The question, then, is whether you are ready because choosing an electric car can be somewhat daunting. But then you could make life easier and buy a model that you know is a proven workhorse. One of the most obvious examples being the e-Golf.
The e-Golf features the same design, the same interior space for five adults, the same Ikea-friendly boot and the same level of technology as the latest MKVII Golf, including navigation (controllable using your voice or a gesture), Apple CarPlay, Android Auto and emergency braking assist in case you fail to react in 0me.
But where the combustion engine used to sit, you get a 134bhp electric motor. One that operates in blissful silence so you can enjoy your music more and, when combined with the 36.8kWh battery, is good for 144 miles of range, according to the new and more difficult WLTP test.

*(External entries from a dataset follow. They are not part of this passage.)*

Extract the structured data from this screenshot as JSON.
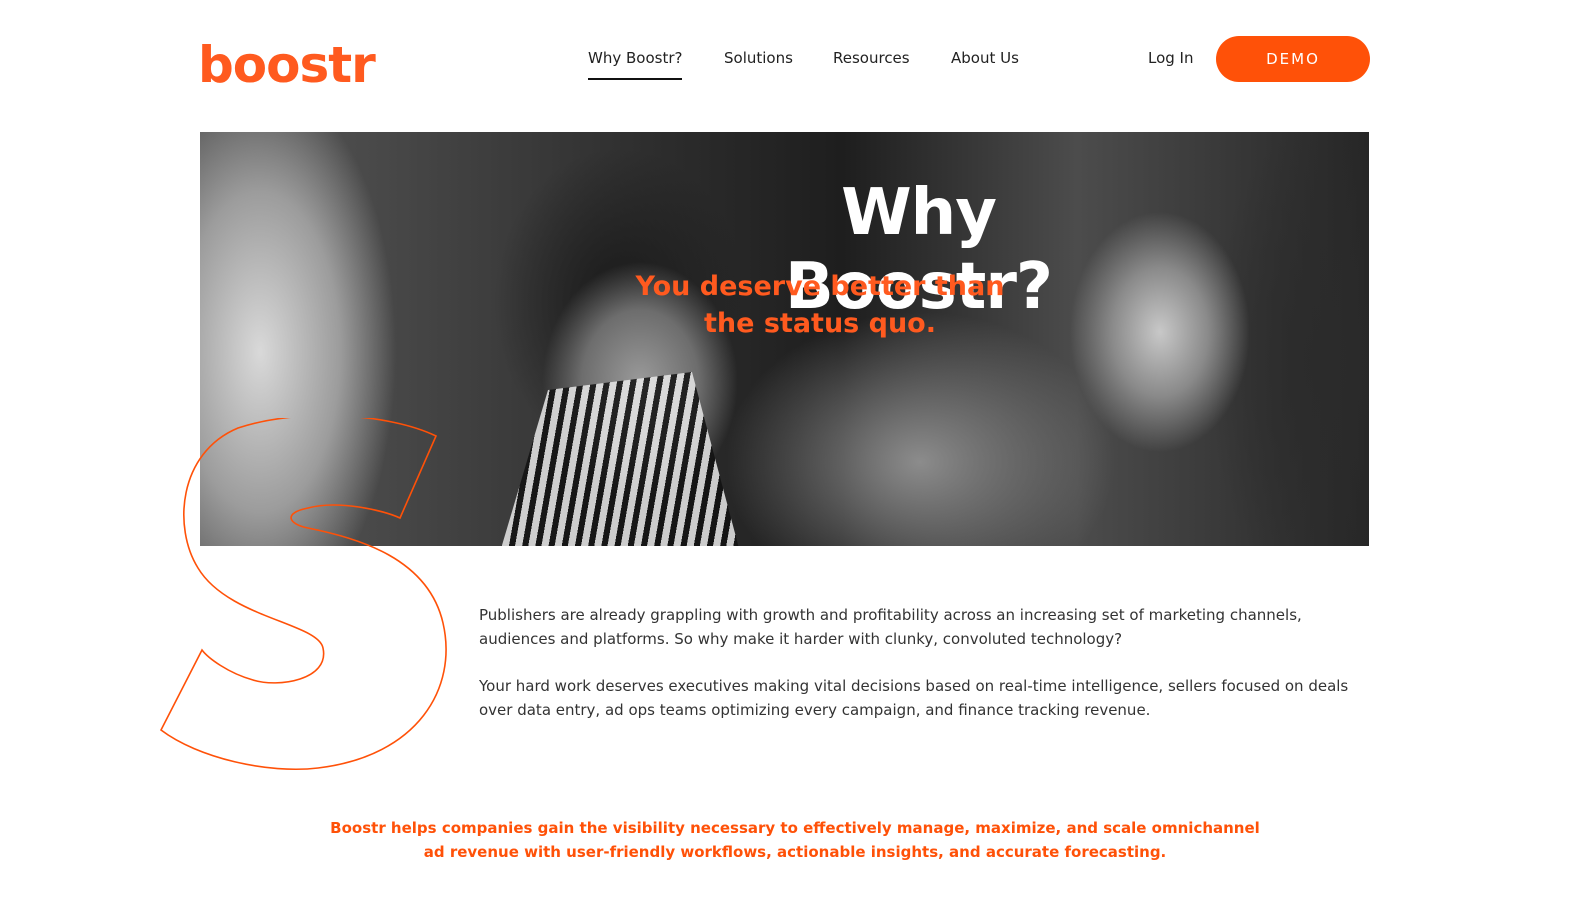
{
  "brand": {
    "logo_text": "boostr",
    "accent_color": "#ff5108"
  },
  "nav": {
    "items": [
      {
        "label": "Why Boostr?",
        "active": true
      },
      {
        "label": "Solutions",
        "active": false
      },
      {
        "label": "Resources",
        "active": false
      },
      {
        "label": "About Us",
        "active": false
      }
    ],
    "login_label": "Log In",
    "demo_label": "DEMO"
  },
  "hero": {
    "title": "Why Boostr?",
    "subtitle_line1": "You deserve better than",
    "subtitle_line2": "the status quo."
  },
  "intro": {
    "paragraph1": "Publishers are already grappling with growth and profitability across an increasing set of marketing channels, audiences and platforms. So why make it harder with clunky, convoluted technology?",
    "paragraph2": "Your hard work deserves executives making vital decisions based on real-time intelligence, sellers focused on deals over data entry, ad ops teams optimizing every campaign, and finance tracking revenue."
  },
  "tagline": {
    "line1": "Boostr helps companies gain the visibility necessary to effectively manage, maximize, and scale omnichannel",
    "line2": "ad revenue with user-friendly workflows, actionable insights, and accurate forecasting."
  }
}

Volkswagen’s e-Golf also emits zero emissions locally, which is better for your lungs and those around you, and can be charged using green energy sources such as solar and wind.

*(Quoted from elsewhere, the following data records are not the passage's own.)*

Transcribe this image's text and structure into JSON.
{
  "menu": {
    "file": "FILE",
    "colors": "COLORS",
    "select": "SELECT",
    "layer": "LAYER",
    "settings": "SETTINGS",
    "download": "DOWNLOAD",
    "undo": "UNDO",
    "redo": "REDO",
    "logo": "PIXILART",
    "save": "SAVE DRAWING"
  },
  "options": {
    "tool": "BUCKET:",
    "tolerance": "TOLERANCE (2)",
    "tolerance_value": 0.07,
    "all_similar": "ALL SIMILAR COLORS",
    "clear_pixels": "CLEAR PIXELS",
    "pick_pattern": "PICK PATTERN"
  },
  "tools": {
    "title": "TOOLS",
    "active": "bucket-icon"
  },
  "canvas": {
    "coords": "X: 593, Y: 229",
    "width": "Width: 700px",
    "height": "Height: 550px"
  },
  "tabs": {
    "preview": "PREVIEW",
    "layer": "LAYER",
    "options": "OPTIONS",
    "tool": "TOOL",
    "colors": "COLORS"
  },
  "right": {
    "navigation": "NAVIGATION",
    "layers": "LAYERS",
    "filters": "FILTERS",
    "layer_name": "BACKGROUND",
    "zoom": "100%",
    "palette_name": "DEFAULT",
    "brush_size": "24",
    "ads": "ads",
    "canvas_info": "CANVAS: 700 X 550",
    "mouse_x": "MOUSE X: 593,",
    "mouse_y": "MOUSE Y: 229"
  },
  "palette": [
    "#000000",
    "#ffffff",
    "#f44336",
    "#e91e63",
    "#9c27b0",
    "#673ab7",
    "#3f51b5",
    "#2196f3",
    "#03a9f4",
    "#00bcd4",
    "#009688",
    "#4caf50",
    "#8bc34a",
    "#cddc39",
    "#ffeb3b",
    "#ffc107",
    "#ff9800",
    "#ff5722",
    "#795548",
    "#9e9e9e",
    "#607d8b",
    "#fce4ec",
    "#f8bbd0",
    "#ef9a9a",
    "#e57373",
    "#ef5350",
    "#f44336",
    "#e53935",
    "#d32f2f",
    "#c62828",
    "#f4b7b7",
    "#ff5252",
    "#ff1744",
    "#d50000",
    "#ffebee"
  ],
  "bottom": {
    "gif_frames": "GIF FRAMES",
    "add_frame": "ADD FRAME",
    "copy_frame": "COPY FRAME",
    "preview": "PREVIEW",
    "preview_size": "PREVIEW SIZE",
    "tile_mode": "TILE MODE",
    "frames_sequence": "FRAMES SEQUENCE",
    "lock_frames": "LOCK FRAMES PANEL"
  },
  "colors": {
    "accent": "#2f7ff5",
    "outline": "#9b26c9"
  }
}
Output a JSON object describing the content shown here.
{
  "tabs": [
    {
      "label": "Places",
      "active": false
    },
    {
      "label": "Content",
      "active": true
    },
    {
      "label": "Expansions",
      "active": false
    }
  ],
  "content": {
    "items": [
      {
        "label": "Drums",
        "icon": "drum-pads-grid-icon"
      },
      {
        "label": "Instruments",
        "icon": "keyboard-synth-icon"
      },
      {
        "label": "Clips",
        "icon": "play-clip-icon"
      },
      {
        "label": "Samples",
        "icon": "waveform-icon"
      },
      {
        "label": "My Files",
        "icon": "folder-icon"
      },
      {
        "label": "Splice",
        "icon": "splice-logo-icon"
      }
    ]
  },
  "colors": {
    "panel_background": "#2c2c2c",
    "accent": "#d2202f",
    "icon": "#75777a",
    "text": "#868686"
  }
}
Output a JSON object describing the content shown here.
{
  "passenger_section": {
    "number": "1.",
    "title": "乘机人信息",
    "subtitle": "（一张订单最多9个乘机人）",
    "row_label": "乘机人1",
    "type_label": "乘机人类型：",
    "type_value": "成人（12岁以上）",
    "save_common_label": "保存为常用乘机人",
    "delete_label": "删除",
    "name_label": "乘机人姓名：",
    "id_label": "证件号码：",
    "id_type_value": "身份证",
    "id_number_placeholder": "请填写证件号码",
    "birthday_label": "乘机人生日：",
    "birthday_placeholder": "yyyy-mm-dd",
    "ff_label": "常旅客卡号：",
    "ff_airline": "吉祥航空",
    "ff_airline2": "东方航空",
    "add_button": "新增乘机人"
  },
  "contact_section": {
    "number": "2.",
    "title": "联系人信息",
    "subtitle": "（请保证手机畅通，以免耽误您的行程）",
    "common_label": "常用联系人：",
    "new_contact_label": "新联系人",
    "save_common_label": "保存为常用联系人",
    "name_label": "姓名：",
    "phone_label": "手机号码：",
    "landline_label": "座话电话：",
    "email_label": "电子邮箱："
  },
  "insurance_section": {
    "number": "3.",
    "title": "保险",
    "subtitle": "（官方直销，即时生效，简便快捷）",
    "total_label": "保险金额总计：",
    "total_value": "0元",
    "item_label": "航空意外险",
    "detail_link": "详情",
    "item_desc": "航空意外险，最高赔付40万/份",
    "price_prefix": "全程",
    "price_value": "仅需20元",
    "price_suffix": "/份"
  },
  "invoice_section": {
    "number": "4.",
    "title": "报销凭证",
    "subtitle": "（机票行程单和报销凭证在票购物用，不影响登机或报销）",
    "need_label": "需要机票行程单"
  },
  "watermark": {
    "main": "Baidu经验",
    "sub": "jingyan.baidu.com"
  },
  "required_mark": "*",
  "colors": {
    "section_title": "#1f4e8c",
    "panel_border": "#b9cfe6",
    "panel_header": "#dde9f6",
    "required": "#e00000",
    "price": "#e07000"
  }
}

It helps, too, that the e-Golf lacks the often maligned stigma of the Toyota Prius (AKA The ‘Uber Mobile’) and is much easier to look at. You also get decent performance, the sort that is the difference between sneaking out at a busy roundabout and getting beeped, and handling as dependable as it is predictable.
Parking should be less hassle, too, thanks to Volkswagen’s Park Assist feature, which helps you find a space and puts the car in it. Meanwhile on a motorway the blind spot sensors, which light up if there is something in your blind spot (funnily enough), help reduce the chance of ruining the paintjob.
As for creature comforts, the e-Golf features Vienna leather and the seats are designed to make long journeys as enjoyable as possible. You also get some ambient lighting to jazz the interior up a bit, plus a digital display behind the steering wheel for displaying all the useful stuff. Range to empty, speed, navigation directions — those sorts of things.
For longer journeys, you can use the e-Golf’s in-built Zap-Map app to help you zap the car with electric when it is running low. Using a fast charger, you can go from 0 to 80 per cent charge in 45 minutes, which is enough to stretch your legs and grab a coffee. Bear in mind there is no need to queue up to buy fuel.
There is a decent selection of electric cars on the market. The e-Golf is a safe go-to for those who wanted a jack-of-all-trades car and the £29,230 (including the £3,500 Government Plug-in grant) e-Golf is the more nature-friendly, tech-savvy alternative. One your kids won’t be embarrassed to go out in.